We can control error rates for all tests in an experiment. This is the experimentwise error rate. Or we can contorl error rates for a specific group of tests the familywise error rate. Broad questions have many possible answers. As an example consider running a 2x2x2 ANOVA. We test for three main effects, three two-way interactions, and one three-way interaction. This makes seven tests in total. We want to know if there is ‘an effect’ out of any of the interactions we can test for. Rejecting the null-hypothesis in any test would suggest the answer to our question is ‘yes’. Here the experimentwise error rate is what we need to correct for. This is the probability of deciding there is any effect, when all null hypotheses are true. A 5% alpha level for every test in the ANOVA would suggest that there is an effect 30% of the time. This is even when all null hypotheses are true.

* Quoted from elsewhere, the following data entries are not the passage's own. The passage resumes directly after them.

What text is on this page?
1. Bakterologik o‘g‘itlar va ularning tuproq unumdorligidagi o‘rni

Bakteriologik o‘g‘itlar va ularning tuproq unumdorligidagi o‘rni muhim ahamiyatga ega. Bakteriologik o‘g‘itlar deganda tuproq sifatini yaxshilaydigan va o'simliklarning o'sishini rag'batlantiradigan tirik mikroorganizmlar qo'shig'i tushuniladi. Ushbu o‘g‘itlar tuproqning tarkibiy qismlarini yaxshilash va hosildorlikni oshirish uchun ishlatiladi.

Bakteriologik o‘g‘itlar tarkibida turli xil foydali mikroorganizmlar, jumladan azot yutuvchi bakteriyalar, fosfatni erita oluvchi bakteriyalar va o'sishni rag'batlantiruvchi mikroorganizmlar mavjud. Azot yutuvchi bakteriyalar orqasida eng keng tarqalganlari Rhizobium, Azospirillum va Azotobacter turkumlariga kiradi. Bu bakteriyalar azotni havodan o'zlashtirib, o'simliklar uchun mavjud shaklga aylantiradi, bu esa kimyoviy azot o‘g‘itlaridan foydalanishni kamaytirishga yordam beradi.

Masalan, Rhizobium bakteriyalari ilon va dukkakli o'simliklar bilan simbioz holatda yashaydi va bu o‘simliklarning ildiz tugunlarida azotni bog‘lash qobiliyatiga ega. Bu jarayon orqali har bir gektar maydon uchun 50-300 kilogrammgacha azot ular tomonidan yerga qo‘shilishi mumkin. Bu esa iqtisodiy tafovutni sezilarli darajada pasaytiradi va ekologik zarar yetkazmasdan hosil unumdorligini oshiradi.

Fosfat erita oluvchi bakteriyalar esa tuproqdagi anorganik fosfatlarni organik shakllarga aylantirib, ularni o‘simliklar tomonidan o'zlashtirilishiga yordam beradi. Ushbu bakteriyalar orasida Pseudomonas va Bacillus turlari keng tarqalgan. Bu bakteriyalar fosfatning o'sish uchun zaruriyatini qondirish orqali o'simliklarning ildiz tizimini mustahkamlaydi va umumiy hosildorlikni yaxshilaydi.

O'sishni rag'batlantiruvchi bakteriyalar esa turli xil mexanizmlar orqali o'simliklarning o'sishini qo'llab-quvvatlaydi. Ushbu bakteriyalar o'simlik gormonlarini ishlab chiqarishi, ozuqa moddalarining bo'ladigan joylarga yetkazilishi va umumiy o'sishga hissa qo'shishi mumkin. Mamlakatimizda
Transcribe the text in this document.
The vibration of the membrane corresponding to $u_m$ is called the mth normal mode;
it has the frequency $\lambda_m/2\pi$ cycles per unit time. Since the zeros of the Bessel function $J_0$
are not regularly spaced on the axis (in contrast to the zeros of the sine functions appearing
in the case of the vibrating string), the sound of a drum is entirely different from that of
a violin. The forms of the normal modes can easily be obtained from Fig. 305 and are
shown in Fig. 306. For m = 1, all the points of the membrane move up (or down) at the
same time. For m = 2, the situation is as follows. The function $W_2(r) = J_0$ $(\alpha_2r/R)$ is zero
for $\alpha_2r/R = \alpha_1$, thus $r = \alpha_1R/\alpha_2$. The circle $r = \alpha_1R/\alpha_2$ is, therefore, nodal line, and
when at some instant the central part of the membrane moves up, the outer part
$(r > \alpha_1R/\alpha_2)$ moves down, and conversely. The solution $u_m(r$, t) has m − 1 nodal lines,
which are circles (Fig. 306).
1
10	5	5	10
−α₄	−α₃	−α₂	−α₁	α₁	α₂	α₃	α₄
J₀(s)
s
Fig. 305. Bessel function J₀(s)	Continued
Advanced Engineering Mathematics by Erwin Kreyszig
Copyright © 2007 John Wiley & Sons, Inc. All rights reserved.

Researchers are often vague about their claims. They do not specify their hypotheses clearly enough. So the issue of multiple comparisons remains.. Suppose we want to compare predictions from two competing theories. So we design an experiment to test them. Theory A predicts an interaction in a 2x2 ANOVA. Theory B predicts no interaction, but at least one significant main effect.
The researcher will perform three statistical tests. But don’t assume that we need to control the error rate across all three by using a/3! A ‘family’ depends on a set of related tests. In this case, where we test two theories, there are two families of tests. The first family consists of a single interaction effect. The second family of two main effects. For both families the overall alpha level is 5%. We will decide to accept Theory A when p < α for the interaction, and when p > α we will decide not to accept Theory A . If the null is true, at most 5% of these decisions we make in the long run will be incorrect. So we control the percentage of decision errors. For the second theory, we need to apply a Bonferroni correction. We will decide to accept Theory B when p < α/2 for either of the two main effects, and not accept theory B when p > α/2. When the null hypothesis is true, we will decide to accept Theory B when it is not true at most 5% of the time. We could still accept neither theory, or even both, if the experiment was not the decisive test.
Here’s another example. Let’s assume we collect data from 100 participants in a control and treatment condition. We collect 3 dependent variables (dv1, dv2, and dv3). The true effect size is 0). We will analyse the three dv’s in independent t-tests. We must specify our alpha level, and decide if we need to correct for multiplicity. How we control error rates depends on the claim we want to make. One claim is that the treatment works if there is an effect on any of the three variables. This means we corroborate the claim when the p-value of the any t-test is smaller than alpha level. We could also want to make three different predictions. Here we have three different hypotheses, and predict there will be an effect on dv1, dv2, and dv3. The criterion for each t-test is the same, but we now have three hypotheses to check (H1, H2, and H3). Each of these claims can be corroborated, or not.
You don’t always need to control the FWER. Limiting the number of false positives among all discoveries is good enough most of the time. There is a name for this rate, and it’s called the false discovery rate. In maths you can often define yourself out of a problem, and the false discovery rate is one such move. The false discovery rate (FDR) is the average number of false positives in all positive tests. Any adjustment scheme for the FDR is more forgiving than a scheme for the FWER. This comes at the cost of more false positives overall.
The Benjamini-Hochberg procedure is a common method used to control the FDR. It calculates a sequence of increasing adjusted p-values for each different hypothesis. Unlike the Bonferroni correction it is data-dependent. So the outcome cannot be known in advance.